Comme évoqué dans la précédente chronique, les 62 Afghans chiites morts en combattant en Syrie ont certes été enterrés dans différentes villes en Iran. Le n°2 de la fameuse Force Qods (corps des Gardiens de la Révolution ou Pasdarans), le Brigadier Général Esmaeil Qaani, a été présent à l'enterrement d'un certain nombre de ces Afghans. On peut constater que lors de ces enterrements, des membres des Pasdarans sont présents dans la procession, et en uniforme. Et la République islamique d'Iran offre un soutien aux familles des décédés. Donc bien entendu, il y a une sympathie iranienne pour les combattants chiites, d'Afghanistan ou d'ailleurs, qui vont combattre en Syrie, c'est l'évidence même. Par ailleurs, le soutien de l'Iran aux milices chiites, ainsi qu'aux forces régulières d'Irak est de Syrie, est bien connu. Déjà en 2012, le chef des Gardiens de la Révolution confirmait dans les médias que des membres de la Force Al Quds étaient sur place en qualité de conseillers. Et des forces pro-Assad et anti-Daech capitales comme les miliciens chiites irakiens et le Hezbollah libanais doivent beaucoup, historiquement, au soutien iranien. Donc il fait sens d'imaginer une aide iranienne aux Afghans chiites combattant en Syrie, au moins sur le terrain. Surtout en terme de conseillers militaires. Peut-être aussi par l'envoi d'armes. Mais pas forcément plus: même les commentateurs anti-Iran acceptent le fait que les combattants afghans ont des cadres uniquement afghans, jamais Iraniens, même pas Libanais du Hezbollah.
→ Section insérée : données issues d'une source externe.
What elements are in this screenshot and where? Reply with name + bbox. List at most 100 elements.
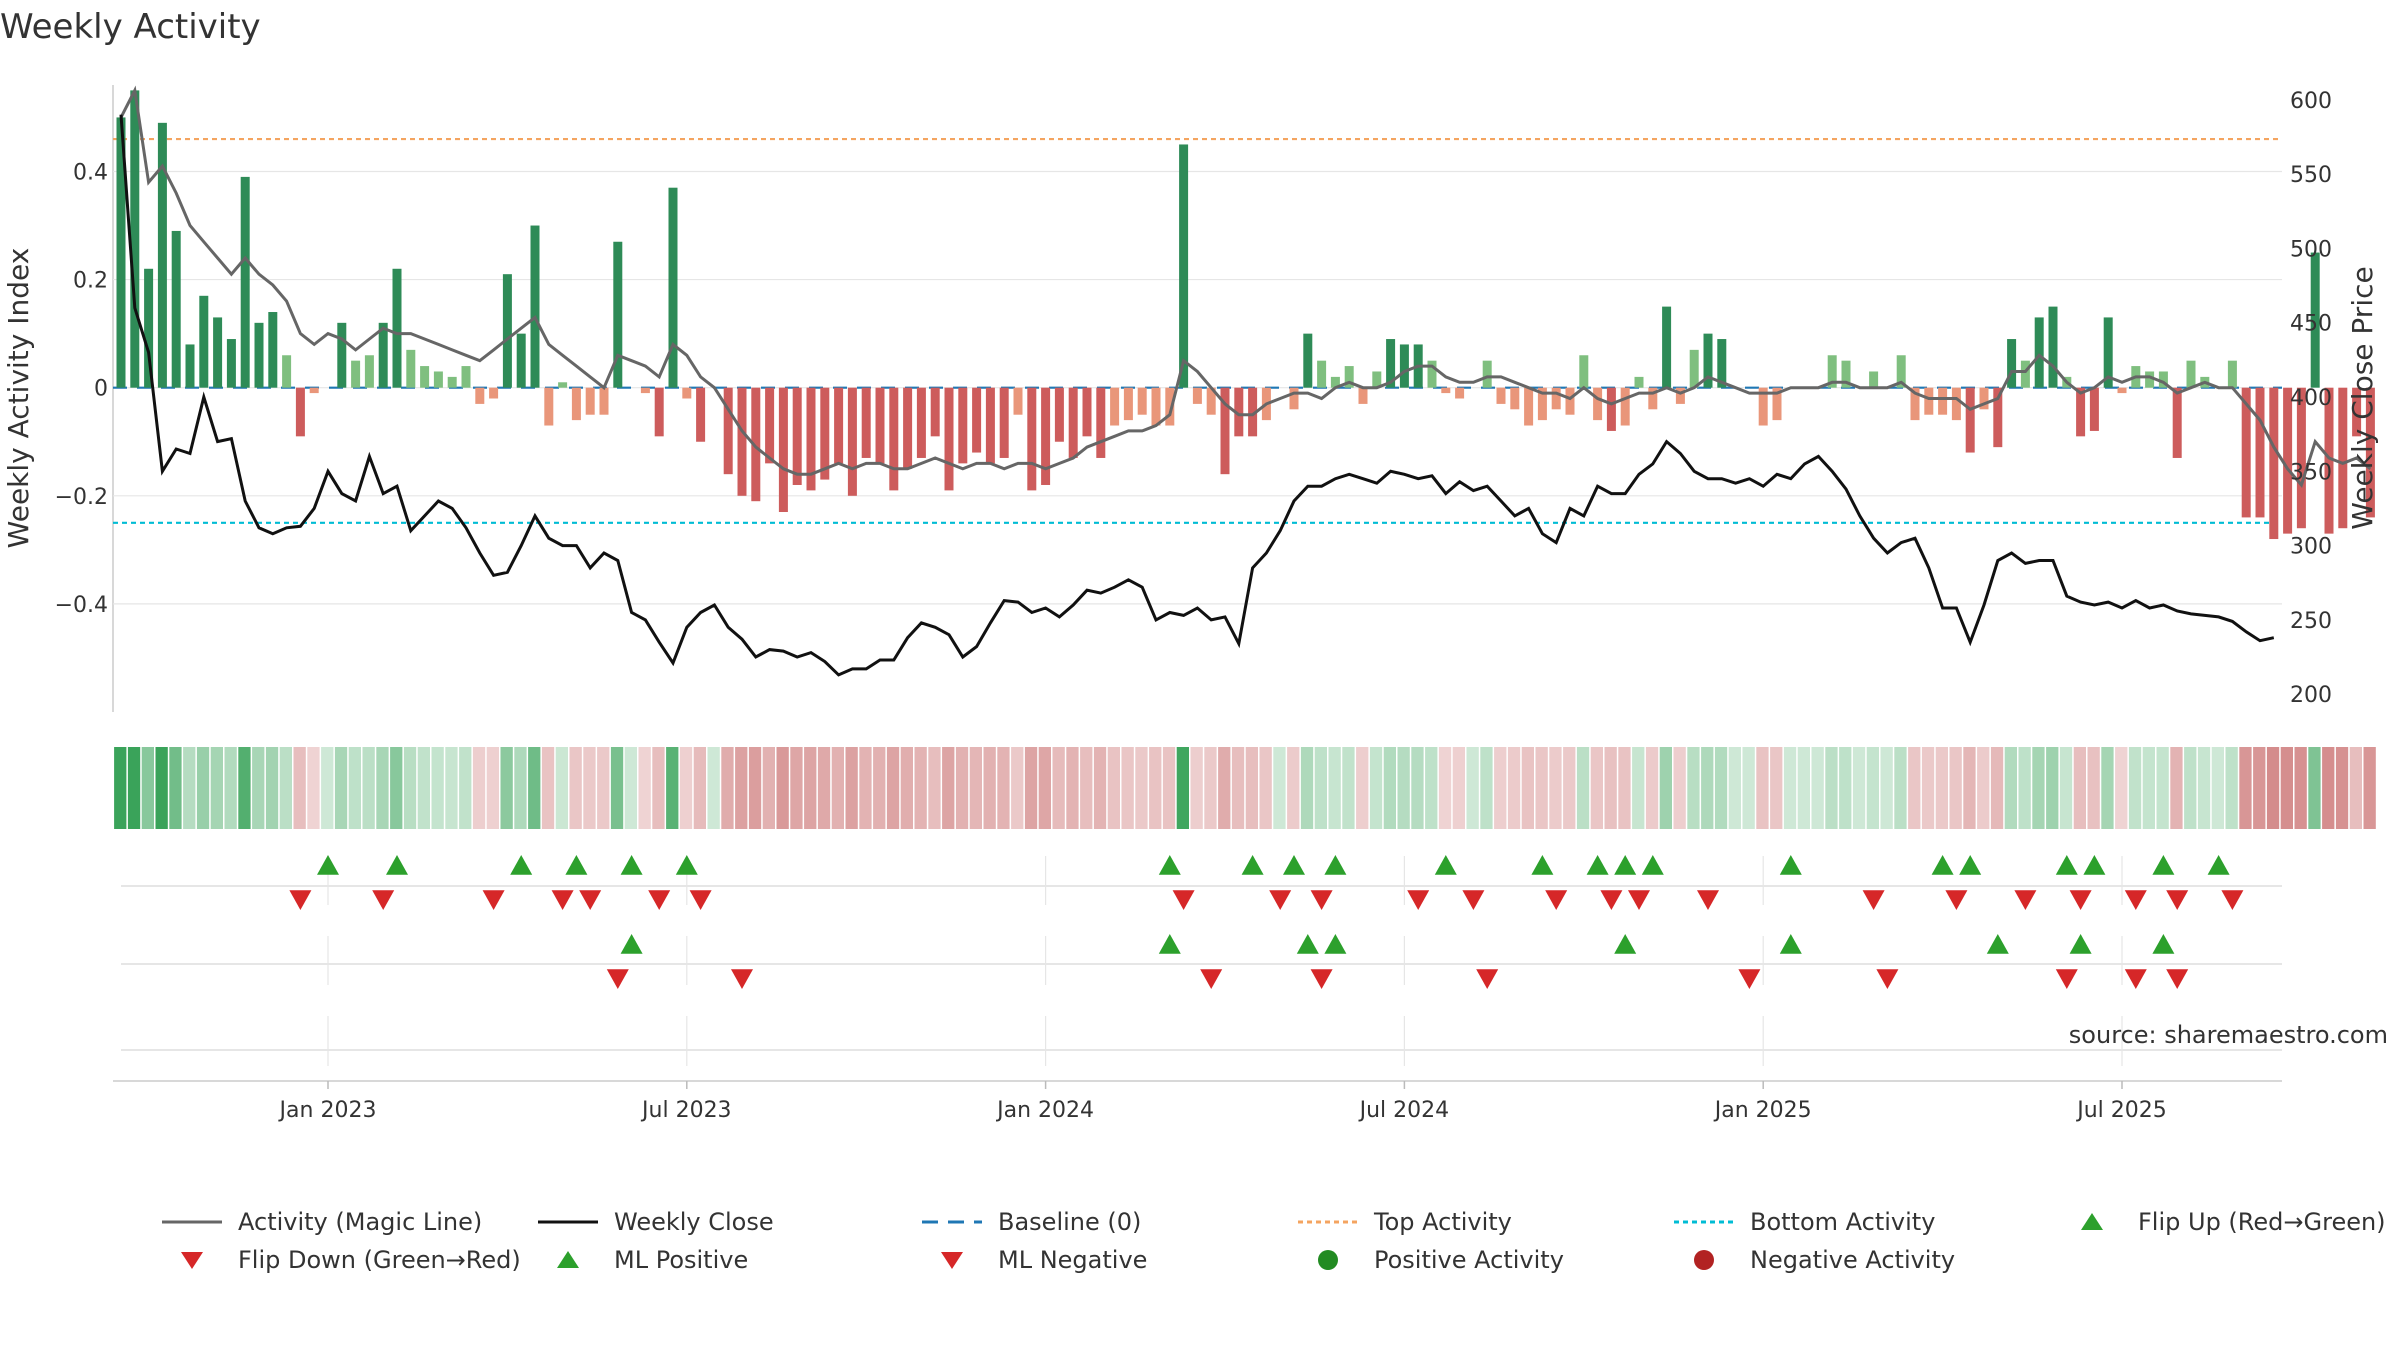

Une aide à ce niveau n'est pas forcément choquante pour l'analyste qui ne cherche qu'à analyser les faits. L'Iran veut protéger ses intérêts, voit Daech comme un danger mortel pour tous les chiites, Iraniens inclus, et considère les régimes à Bagdad et à Damas comme des alliés. De la même manière que des pays occidentaux aident à la protection de leurs alliés régionaux, notamment Israël, l'Arabie saoudite, et le Qatar, Téhéran soutient les siens. Dans les deux cas, rien de plus normal: chaque État suit une politique allant dans le sens de ce qui est considéré être ses intérêts nationaux. Dans cette affaire, présenter de façon négative la politique iranienne en Syrie, mais de façon très neutre, voire positive, la politique des Occidentaux sur cette même crise, ce n'est plus dans le registre de l'analyse intellectuelle sérieuse.

Par ailleurs, on l'a déjà expliqué, les Afghans combattant en Syrie considèrent agir également dans leur intérêt. Pour renforcer cet argument, concernant spécifiquement les réfugiés afghans en Iran, il faut rappeler qu'un tiers au moins d'entre eux ont vécu sur place plus de la moitié de leur vie. C'est-à-dire qu'à bien des égards, ils pensent comme les Iraniens, et se sentent concernés par ce qui concerne leur pays d'adoption. C'est encore plus fort dans le cas des enfants et petits enfants de ces migrants, qui ne savent souvent rien de l'Afghanistan, qui n'ont vécu qu'en Iran, qui sont en bonne partie Iraniens de cœur. Or le grand sujet d'inquiétude en Iran aujourd'hui (comme cela devrait l'être en France), c'est Daesh. Donc il n'est pas étonnant d'apprendre que des Afghans d'Iran partent combattre en Syrie, de la même manière que retrouver des Iraniens, des Libanais, des Irakiens sur place, tous marqués, en tant que chiites, par la crainte du terrorisme djihadiste, l'image présentée par certains médias d'agents recruteurs iraniens manipulant des Afghans passifs, les forçant au départ en Syrie, est bien en décalage avec la réalité du terrain.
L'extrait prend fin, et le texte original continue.